Das Flickwerk Sozialhilfe steht – geht es nach der neuen Regierung – vor einer grundlegenden Reform. Und die ist eine Gratwanderung: Zwischen Gipfel und Totalabsturz ist alles drinnen. Einige Vorschläge haben es nämlich ziemlich in sich. Würden sie umgesetzt, drohen weitere Löcher ins soziale Netz gerissen zu werden.

Aber beginnen wir beim Begrüßenswerten: Das Leistungsniveau soll bundesweit auf Höhe des Nettobetrags der Ausgleichszulage – also der haushaltsbezogenen „Mindestpension“ – vereinheitlicht werden. Der „Fleckerlteppich“ Sozialhilfe also zumindest hier übersichtlicher werden. Das heißt auch, dass die Sozialhilfe weiterhin mit der Ausgleichszulage steigt. Im Rahmen der blau-schwarzen Verhandlungen stand ja selbst dieses Prinzip durchaus zur Disposition, wollten ÖVP und FPÖ die Sozialhilfe doch etwa von der Ausgleichszulage entkoppeln.

Weniger begrüßenswert: Trotzdem könnte sich die Sozialhilfe reduzieren, denn mit der Anhebung des Krankenversicherungsbeitrags für Pensionist:innen droht auch die Netto-Ausgleichszulage um knapp 12 Euro monatlich zu sinken. Ob für die Mindestpension – also das Existenzminimum – in Sachen Krankenversicherungsbeiträge eine Ausnahme geplant ist, ist bislang nicht bekannt.

Ebenfalls begrüßenswert: die Vermögenverwertung bei bestimmten Gruppen – wie etwa Menschen mit Behinderung – soll neu, sprich großzügiger – geregelt werden. Laut Regierungsprogramm sollen die Varianten von einer Reduktion bis zur Nichtanrechnung reichen.

Damit war’s dann allerdings auch schon mit dem erfreulichen Part. Kommen wir zu jenen Teilen der Reform, die eine sozialpolitische Gratwanderung darstellen und aktuell mehr Fragen offen lassen als sozialpolitisch befriedigende Antworten zu geben.

Sozialhilfe ins AMS – überlegenswert, ABER ….

Die Sozialhilfe für arbeitsfähige Sozialhilfebezieher:innen soll künftig über das AMS abgewickelt werden.
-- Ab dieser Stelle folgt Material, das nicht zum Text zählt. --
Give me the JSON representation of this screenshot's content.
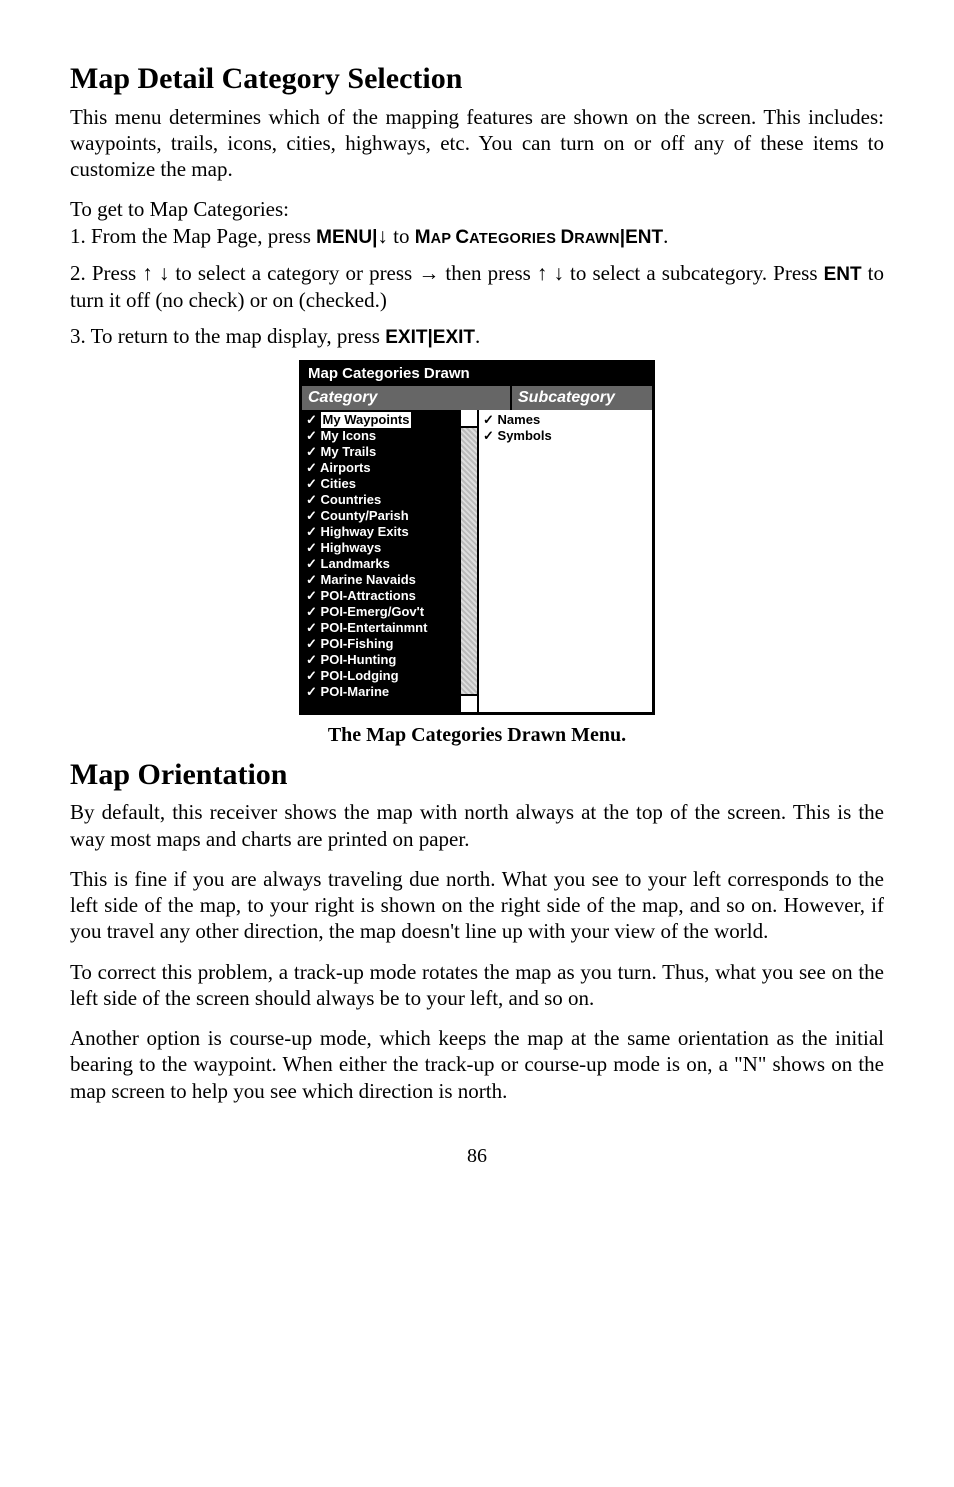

Sozialhilfebezieher:innen sind damit künftig vollständig in das AMS-Vermittlungsregime – inklusive Sanktionen, Schulungsmaßnahmen, Sperren, Kursangebote etc. – einbezogen. Die Integration von arbeitsfähigen SH-Bezieher:innen in das AMS erscheint durchaus sinnvoll und würde auch so manche Schnittstellenproblematik beheben. Es folgt allerdings ein großes ABER: Gerade Sozialhilfebezieher:innen sind vielfach mit mehreren, gleichzeitig auftretenden Problemlagen konfrontiert – Arbeitslosigkeit, Wohnungslosigkeit, gesundheitliche bzw. psychische Beeinträchtigungen, Überschuldung, Suchterkrankung, familiäre Schwierigkeiten … Das braucht eine spezifische Begleitung, Betreuung und Unterstützung bei der Bewältigung dieser Probleme, bevor überhaupt an eine erfolgreiche Jobvermittlung zu denken ist. Wer grundsätzlich arbeitsfähig ist, muss deswegen längst nicht kurzfristig in der Lage sein, einen Job anzunehmen. Da helfen keine Sanktionen, da hilft kein Druck. Die würden das persönliche Elend nur verstärken. Das gilt es zu berücksichtigen. Von diesen notwendigen Hilfs- und Unterstützungsangeboten steht im Regierungsprogramm allerdings nichts.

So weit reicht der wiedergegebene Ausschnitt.